Ничего, если я расскажу Вам о ней? Письма тем и хороши, что если Вам станет скучно, Вы всегда можете пропустить страницу, не обидев меня. Я заговорила о ней из-за «Принцессы», в которой меня больше всего поразила Ваша любовь к литературе, такая же страстная, живая, веселая и грустная, как моя (уровень знаний сравнивать не буду). Откуда у Вас это? От отца, от матери? От женщины? От одноклассницы? От чудесного учителя? Вы «цитируете» не для того, чтобы пустить пыль в глаза или отмежеваться от всяких неучей. Нет, Вы ставите кавычки, словно протягиваете руку, с желанием поделиться чем-то, что может быть одинаково близко двум людям, незнакомым друг с другом.
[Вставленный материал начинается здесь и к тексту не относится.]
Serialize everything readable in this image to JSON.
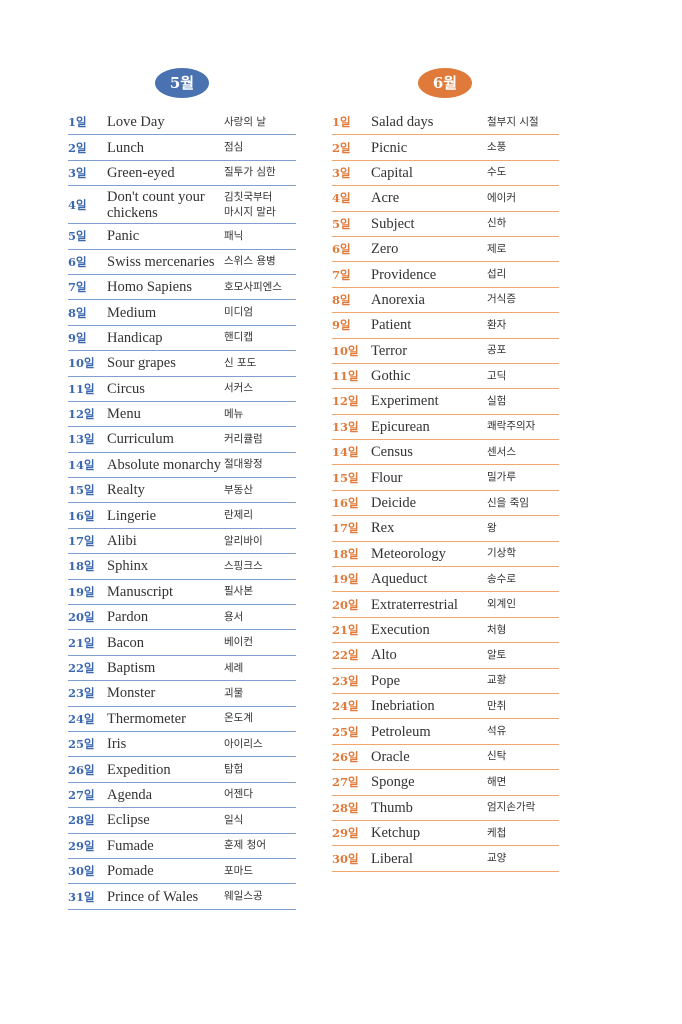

Возвращаюсь к Н. Имя не называю: это журналистка из Бейрута, думаю, очень известная, и если Вы вдруг с ней знакомы, я не хочу, чтобы Вы рассказали мне, как она и что с ней. Не надо. У меня дурное предчувствие. Я хочу сохранить ее живой и думать о ней в настоящем времени всякий раз, когда читаю хорошую книгу. Читая «Принцессу песков», я почти физически ощущала ее присутствие, и потому с тех пор Ваш роман ассоциируется у меня с запахом ладана, жимолости и дубового мха. Этот запах после каждого ее отъезда всегда витал у нее в номере, пока в нем не поселялся другой клиент. Я ненавидела всех людей, которые въезжали туда после нее. А сегодня ненавижу уже всех клиентов отеля, потому что она больше к нам не приезжает.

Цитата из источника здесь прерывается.